AI code editors are in high demand right now. Soon, developers will have another option with Melty. The startup, from the latest Y Combinator batch, aims to stand out from competitors with a comprehensive approach.
Charlie Holtz and Jackson DeCampos are behind Melty. The idea came from frustration with existing AI coding tools. "We're big fans of the tools that are out there. But we still find ourselves copy-pasting from Claude, juggling ten chats for the same task, and committing buggy code that comes back to bite us later," Holtz shared on X, describing his experiences with other editors.
A holistic approach to AI-assisted coding
Melty differentiates itself by working with developers across the entire workflow, from the terminal to GitHub. The team even uses Melty for its own development: After just 28 days, the software has written half of its own code.
According to demo videos, the editor can restructure code, create web apps, search large codebases, and even write Git commits. As usual, interaction happens through a chat window. However, Melty then inserts the generated code automatically, eliminating tedious copying and pasting.
The founders have ambitious goals: Melty should help developers better understand their code, act as a pair programmer, and adapt to any codebase. It should also integrate with compilers, terminals, and tools like Linear and GitHub.
Holtz and DeCampos met at Brown University. Holtz led the "Hacker in Residence" team at Replicate and has made a name for himself as an indie hacker online. Among other projects, he released one of the first Mac clients for local use of Stable Diffusion. DeCampos developed the AI infrastructure for dynamic preview image selection at Netflix.

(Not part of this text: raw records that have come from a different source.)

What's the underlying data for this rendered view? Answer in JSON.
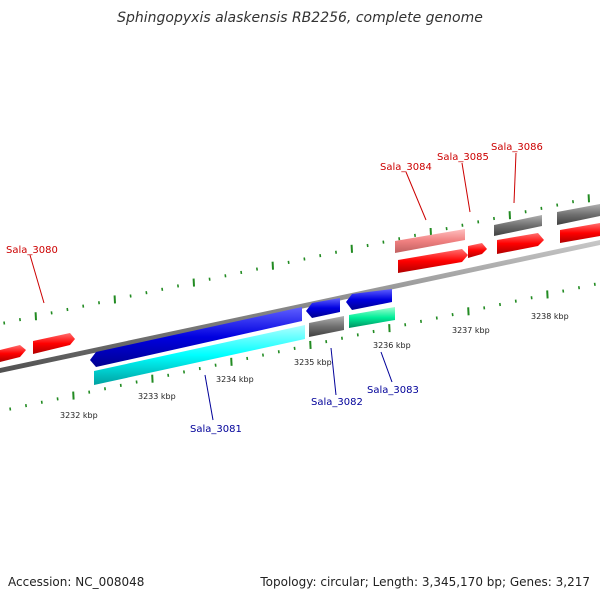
{
  "header": {
    "title": "Sphingopyxis alaskensis RB2256, complete genome"
  },
  "footer": {
    "accession": "Accession: NC_008048",
    "summary": "Topology: circular; Length: 3,345,170 bp; Genes: 3,217"
  },
  "colors": {
    "forward_strand": "#ff0000",
    "forward_light": "#f08080",
    "reverse_strand": "#0000e0",
    "reverse_cyan": "#00ffff",
    "reverse_green": "#00ee99",
    "gray_feature": "#707070",
    "backbone": "#888888",
    "tick_green": "#228b22",
    "forward_label": "#cc0000",
    "reverse_label": "#000099"
  },
  "kbp_labels": [
    {
      "id": "k3232",
      "text": "3232 kbp"
    },
    {
      "id": "k3233",
      "text": "3233 kbp"
    },
    {
      "id": "k3234",
      "text": "3234 kbp"
    },
    {
      "id": "k3235",
      "text": "3235 kbp"
    },
    {
      "id": "k3236",
      "text": "3236 kbp"
    },
    {
      "id": "k3237",
      "text": "3237 kbp"
    },
    {
      "id": "k3238",
      "text": "3238 kbp"
    }
  ],
  "gene_labels": [
    {
      "id": "g3080",
      "text": "Sala_3080",
      "strand": "forward"
    },
    {
      "id": "g3081",
      "text": "Sala_3081",
      "strand": "reverse"
    },
    {
      "id": "g3082",
      "text": "Sala_3082",
      "strand": "reverse"
    },
    {
      "id": "g3083",
      "text": "Sala_3083",
      "strand": "reverse"
    },
    {
      "id": "g3084",
      "text": "Sala_3084",
      "strand": "forward"
    },
    {
      "id": "g3085",
      "text": "Sala_3085",
      "strand": "forward"
    },
    {
      "id": "g3086",
      "text": "Sala_3086",
      "strand": "forward"
    }
  ]
}
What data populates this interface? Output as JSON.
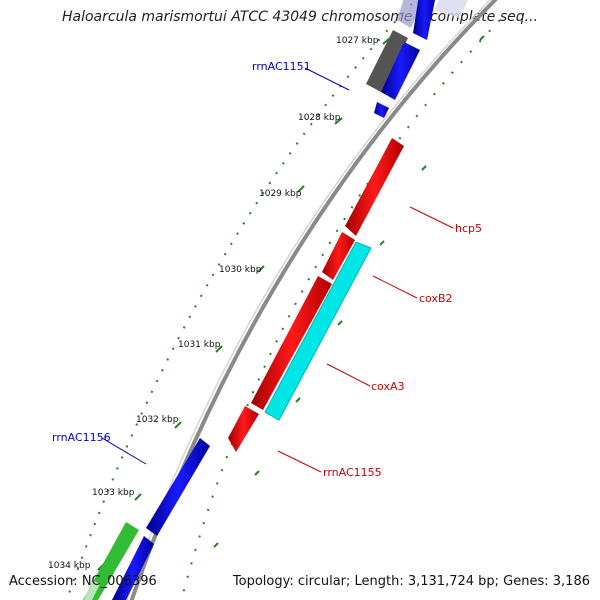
{
  "title": "Haloarcula marismortui ATCC 43049 chromosome I, complete seq...",
  "accession": "Accession: NC_006396",
  "summary": "Topology: circular; Length: 3,131,724 bp; Genes: 3,186",
  "colors": {
    "backbone": "#8a8a8a",
    "tick": "#2e7d2e",
    "rrna": "#0000ee",
    "cds": "#ee0000",
    "cyan_feature": "#00e5e5",
    "grey_feature": "#555555",
    "green_feature": "#33bb33",
    "rrna_label": "#0000cc",
    "cds_label": "#cc0000"
  },
  "ticks": [
    {
      "label": "1027 kbp"
    },
    {
      "label": "1028 kbp"
    },
    {
      "label": "1029 kbp"
    },
    {
      "label": "1030 kbp"
    },
    {
      "label": "1031 kbp"
    },
    {
      "label": "1032 kbp"
    },
    {
      "label": "1033 kbp"
    },
    {
      "label": "1034 kbp"
    }
  ],
  "features": [
    {
      "label": "rrnAC1151",
      "color": "rrna_label"
    },
    {
      "label": "hcp5",
      "color": "cds_label"
    },
    {
      "label": "coxB2",
      "color": "cds_label"
    },
    {
      "label": "coxA3",
      "color": "cds_label"
    },
    {
      "label": "rrnAC1156",
      "color": "rrna_label"
    },
    {
      "label": "rrnAC1155",
      "color": "cds_label"
    }
  ]
}
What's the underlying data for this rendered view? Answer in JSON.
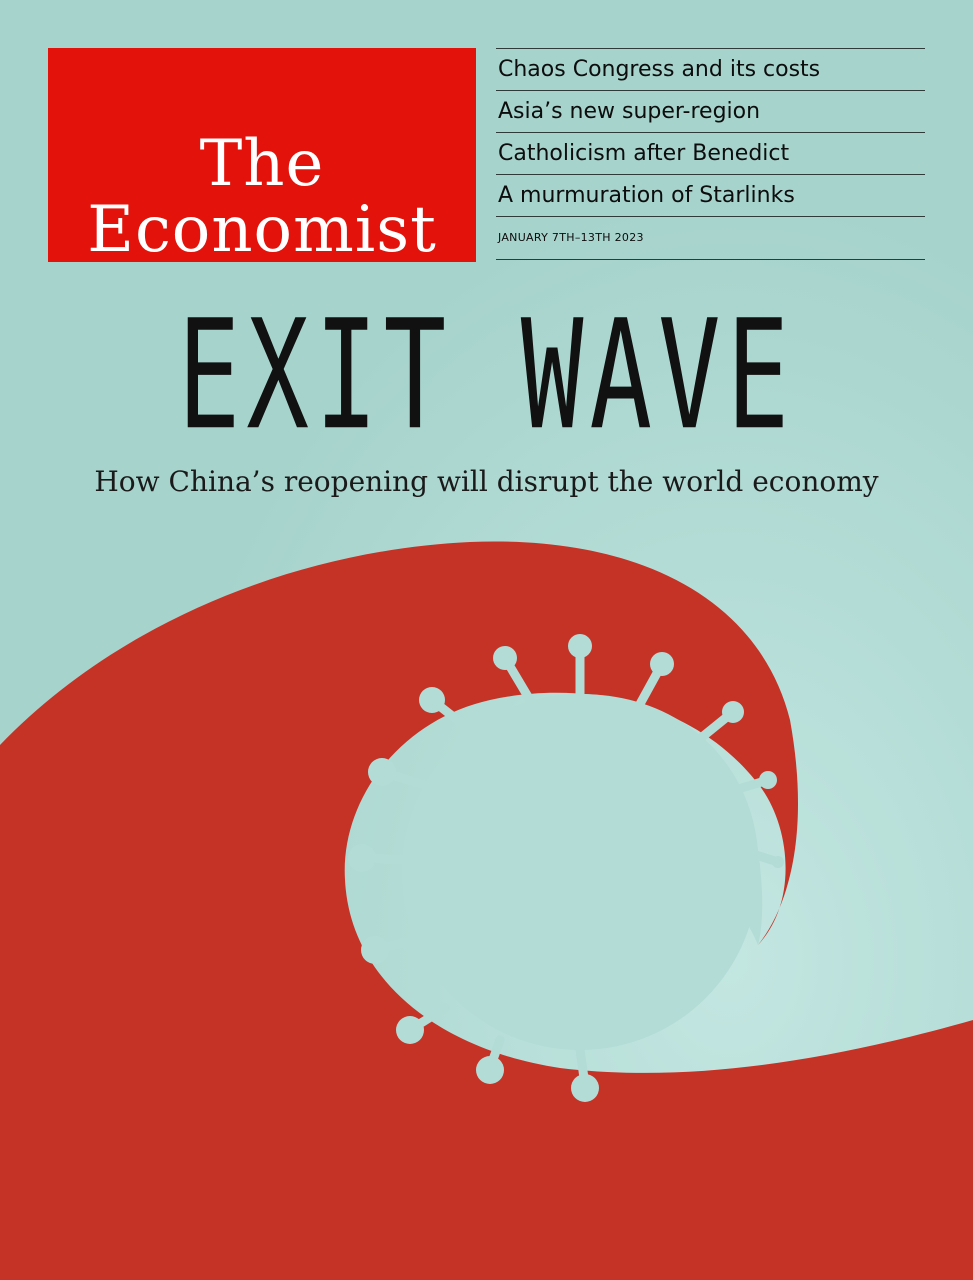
{
  "masthead": {
    "line1": "The",
    "line2": "Economist"
  },
  "headlines": [
    "Chaos Congress and its costs",
    "Asia’s new super-region",
    "Catholicism after Benedict",
    "A murmuration of Starlinks"
  ],
  "dateline": "JANUARY 7TH–13TH 2023",
  "cover_story": {
    "title": "EXIT WAVE",
    "subtitle": "How China’s reopening will disrupt the world economy"
  },
  "colors": {
    "background": "#a9d6cf",
    "wave_red": "#c53327",
    "masthead_red": "#e3120b"
  },
  "illustration": {
    "wave-icon": "red wave curling around a virus",
    "virus-icon": "coronavirus with spikes"
  }
}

Interested developers can sign up for early access via a Google form. The open-source code is available on GitHub.
The current AI coding landscape
AI editors like Cursor are currently very popular in the coding community, as evidenced by numerous X posts and YouTube videos. They promise to enable users to develop software with minimal programming knowledge.
However, Cursor is "only" a modification of Microsoft's VS Code, allowing direct communication with language models like Claude 3.5 Sonnet or GPT-4 instead of opening a separate browser window.
Melty also appears to be based on VS Code, but seems to offer a promising approach to supporting the entire development process rather than just generating code snippets. Unlike AI engineers such as Devin, Melty is less focused on autonomous agents and instead keeps control with human developers.
Although Melty is part of Y Combinator, it's not yet certain that it will become a finished and sustainable product. So far, there's only a proof of concept. The most popular coding tool is still Github Copilot, which is based on GPT-4.